We now believe that MuSK antibodies cause MG in humans. Using an experimental model for myasthenia revealed that MuSK antibodies mediate the pathogenesis of this syndrome in rabbits and mice (14, 16, 22). In most cases, the symptoms take more than three months to manifest themselves in animals. Moreover, the symptoms are somewhat difficult to induce experimentally by passive transfer of MuSK antibodies from MG patients into animal hosts. The mechanisms employed by these antibodies include multiple events during which MuSK functions stall in their process of regulating synapse formation and maintenance. MuSK antibodies against compound antigenic determinants in the extracellular domain may engage in their pathogenic activities through antigenic modulation and/or restraint of MuSK functions, and the consequences of these effects range from a partial to entire loss of MuSK function without the involvement of complement-mediated damage. The point that MuSK antibodies in MG patients are mainly of the IgG4 subclass, which does not activate complement, may be relevant here. These diverse possibilities reflect the complexity of clinical features seen in patients ranging from typical MG and throughout its many variants.
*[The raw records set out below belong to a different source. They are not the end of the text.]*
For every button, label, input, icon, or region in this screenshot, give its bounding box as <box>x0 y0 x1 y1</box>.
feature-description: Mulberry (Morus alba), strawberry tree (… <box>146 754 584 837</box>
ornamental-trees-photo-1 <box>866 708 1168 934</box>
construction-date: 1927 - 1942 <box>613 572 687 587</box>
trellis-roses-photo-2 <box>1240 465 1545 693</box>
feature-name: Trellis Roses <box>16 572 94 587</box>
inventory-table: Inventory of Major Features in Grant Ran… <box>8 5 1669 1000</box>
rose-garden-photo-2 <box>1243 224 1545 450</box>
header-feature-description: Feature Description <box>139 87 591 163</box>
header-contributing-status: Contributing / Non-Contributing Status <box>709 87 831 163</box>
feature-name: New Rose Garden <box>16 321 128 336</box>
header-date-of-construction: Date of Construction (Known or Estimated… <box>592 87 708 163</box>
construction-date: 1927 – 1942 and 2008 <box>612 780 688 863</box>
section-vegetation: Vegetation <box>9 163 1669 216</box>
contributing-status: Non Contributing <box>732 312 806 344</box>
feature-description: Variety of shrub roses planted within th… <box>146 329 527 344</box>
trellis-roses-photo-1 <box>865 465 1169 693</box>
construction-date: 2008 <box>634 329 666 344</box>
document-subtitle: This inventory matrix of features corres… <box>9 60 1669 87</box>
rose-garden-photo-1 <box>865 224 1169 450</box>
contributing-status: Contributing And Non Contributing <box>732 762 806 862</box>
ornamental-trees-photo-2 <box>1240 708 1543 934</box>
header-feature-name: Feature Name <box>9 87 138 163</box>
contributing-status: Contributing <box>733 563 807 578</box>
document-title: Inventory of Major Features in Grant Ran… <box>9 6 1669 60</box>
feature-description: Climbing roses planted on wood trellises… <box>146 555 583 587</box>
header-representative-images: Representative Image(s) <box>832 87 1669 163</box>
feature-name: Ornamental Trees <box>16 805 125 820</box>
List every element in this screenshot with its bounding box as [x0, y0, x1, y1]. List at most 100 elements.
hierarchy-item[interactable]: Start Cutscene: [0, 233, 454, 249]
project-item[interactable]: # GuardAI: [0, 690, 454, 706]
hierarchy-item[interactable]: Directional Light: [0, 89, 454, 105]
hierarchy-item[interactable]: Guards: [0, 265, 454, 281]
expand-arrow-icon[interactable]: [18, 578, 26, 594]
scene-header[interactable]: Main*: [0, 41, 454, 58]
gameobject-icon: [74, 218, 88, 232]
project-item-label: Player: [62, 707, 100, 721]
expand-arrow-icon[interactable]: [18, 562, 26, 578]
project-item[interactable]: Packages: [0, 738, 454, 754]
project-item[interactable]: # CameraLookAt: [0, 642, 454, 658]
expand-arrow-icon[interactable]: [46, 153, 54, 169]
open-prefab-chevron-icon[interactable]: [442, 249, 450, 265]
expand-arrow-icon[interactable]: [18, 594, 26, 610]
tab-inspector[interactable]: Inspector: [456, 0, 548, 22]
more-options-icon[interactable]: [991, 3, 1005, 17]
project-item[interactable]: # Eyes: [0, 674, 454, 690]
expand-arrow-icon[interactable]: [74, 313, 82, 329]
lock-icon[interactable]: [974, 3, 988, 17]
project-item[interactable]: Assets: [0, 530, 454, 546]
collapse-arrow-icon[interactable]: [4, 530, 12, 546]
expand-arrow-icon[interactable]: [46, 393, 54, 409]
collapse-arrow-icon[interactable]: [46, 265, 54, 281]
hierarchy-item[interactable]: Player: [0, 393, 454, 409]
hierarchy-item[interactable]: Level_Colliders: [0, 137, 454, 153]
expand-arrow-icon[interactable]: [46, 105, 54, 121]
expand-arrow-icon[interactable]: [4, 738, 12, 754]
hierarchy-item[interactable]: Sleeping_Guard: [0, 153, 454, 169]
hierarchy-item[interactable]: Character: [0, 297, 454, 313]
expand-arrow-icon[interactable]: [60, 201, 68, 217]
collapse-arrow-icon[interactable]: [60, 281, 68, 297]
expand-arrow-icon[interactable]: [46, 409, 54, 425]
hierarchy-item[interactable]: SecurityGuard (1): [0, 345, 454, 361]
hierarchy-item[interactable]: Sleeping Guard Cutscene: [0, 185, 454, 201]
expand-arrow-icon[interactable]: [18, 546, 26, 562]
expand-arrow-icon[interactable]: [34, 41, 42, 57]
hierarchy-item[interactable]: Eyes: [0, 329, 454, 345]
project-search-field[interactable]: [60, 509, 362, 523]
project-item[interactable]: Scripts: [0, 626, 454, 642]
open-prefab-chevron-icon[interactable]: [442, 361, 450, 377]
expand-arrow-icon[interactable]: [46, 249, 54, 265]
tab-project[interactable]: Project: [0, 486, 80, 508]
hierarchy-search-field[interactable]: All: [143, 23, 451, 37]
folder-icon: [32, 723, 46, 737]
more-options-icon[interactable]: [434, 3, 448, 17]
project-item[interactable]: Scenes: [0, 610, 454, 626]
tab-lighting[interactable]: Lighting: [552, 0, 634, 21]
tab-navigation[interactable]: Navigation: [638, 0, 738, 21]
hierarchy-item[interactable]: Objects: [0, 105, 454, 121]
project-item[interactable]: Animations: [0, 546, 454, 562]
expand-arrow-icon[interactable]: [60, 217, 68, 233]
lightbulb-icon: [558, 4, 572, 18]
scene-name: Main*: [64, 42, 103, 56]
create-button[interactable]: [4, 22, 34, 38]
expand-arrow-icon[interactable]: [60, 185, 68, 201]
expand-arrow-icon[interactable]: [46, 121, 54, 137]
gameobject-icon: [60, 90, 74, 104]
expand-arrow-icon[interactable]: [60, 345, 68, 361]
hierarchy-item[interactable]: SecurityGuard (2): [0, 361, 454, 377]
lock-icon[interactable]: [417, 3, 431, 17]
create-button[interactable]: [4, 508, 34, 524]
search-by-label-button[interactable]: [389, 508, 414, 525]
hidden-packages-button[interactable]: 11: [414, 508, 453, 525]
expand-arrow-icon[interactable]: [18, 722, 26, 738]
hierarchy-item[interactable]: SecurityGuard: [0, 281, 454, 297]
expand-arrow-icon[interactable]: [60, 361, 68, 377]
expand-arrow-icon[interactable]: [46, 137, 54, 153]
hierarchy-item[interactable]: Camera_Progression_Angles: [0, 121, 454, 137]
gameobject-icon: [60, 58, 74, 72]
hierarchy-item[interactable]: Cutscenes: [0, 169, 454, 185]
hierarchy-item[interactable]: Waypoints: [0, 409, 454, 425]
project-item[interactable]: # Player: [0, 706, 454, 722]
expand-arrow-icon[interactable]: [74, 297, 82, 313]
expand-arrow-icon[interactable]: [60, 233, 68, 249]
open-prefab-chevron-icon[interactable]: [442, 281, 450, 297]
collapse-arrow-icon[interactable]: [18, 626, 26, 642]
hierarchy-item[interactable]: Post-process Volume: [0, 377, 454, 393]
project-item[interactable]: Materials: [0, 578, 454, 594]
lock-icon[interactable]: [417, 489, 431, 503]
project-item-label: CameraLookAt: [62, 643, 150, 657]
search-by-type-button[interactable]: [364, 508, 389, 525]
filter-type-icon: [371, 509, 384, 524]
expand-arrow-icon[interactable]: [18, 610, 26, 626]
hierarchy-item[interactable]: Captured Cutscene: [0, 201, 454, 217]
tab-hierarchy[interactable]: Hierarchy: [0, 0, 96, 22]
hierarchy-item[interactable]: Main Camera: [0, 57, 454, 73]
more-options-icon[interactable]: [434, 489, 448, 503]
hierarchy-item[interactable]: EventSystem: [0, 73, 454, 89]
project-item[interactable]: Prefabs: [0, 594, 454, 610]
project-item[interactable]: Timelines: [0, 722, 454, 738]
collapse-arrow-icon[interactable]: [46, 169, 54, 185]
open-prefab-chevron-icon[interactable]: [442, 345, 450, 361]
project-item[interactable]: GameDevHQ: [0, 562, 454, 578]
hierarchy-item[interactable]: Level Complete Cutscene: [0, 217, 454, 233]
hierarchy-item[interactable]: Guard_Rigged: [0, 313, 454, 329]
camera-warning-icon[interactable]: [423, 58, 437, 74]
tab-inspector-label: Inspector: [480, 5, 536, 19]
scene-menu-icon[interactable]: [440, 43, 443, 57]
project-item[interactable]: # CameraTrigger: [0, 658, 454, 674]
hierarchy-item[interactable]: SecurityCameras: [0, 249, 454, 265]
MG has long served as model for studying the pathogenesis and treatment of generalized autoimmune disease. In fact, understanding of MG’s pathogenesis has enhanced comprehension of all synaptic functions. Now, the EAMG model with MuSK antibodies will facilitate further progress in resolving the pathogenic basis of MG and CMS at the molecular level and identifying beneficial treatment strategies. Additional areas of relevance are the many physical conditions in which muscles shrink or atrophy, as in patients with cancer or AIDS, termed cahexia, when limbs are immobilized following injury, or even during atrophy from aging, termed sarcopenia. Understanding the molecular basis of NMJ maintenance promises to provide new targets for innovative therapeutics to create healthy, enduring muscles.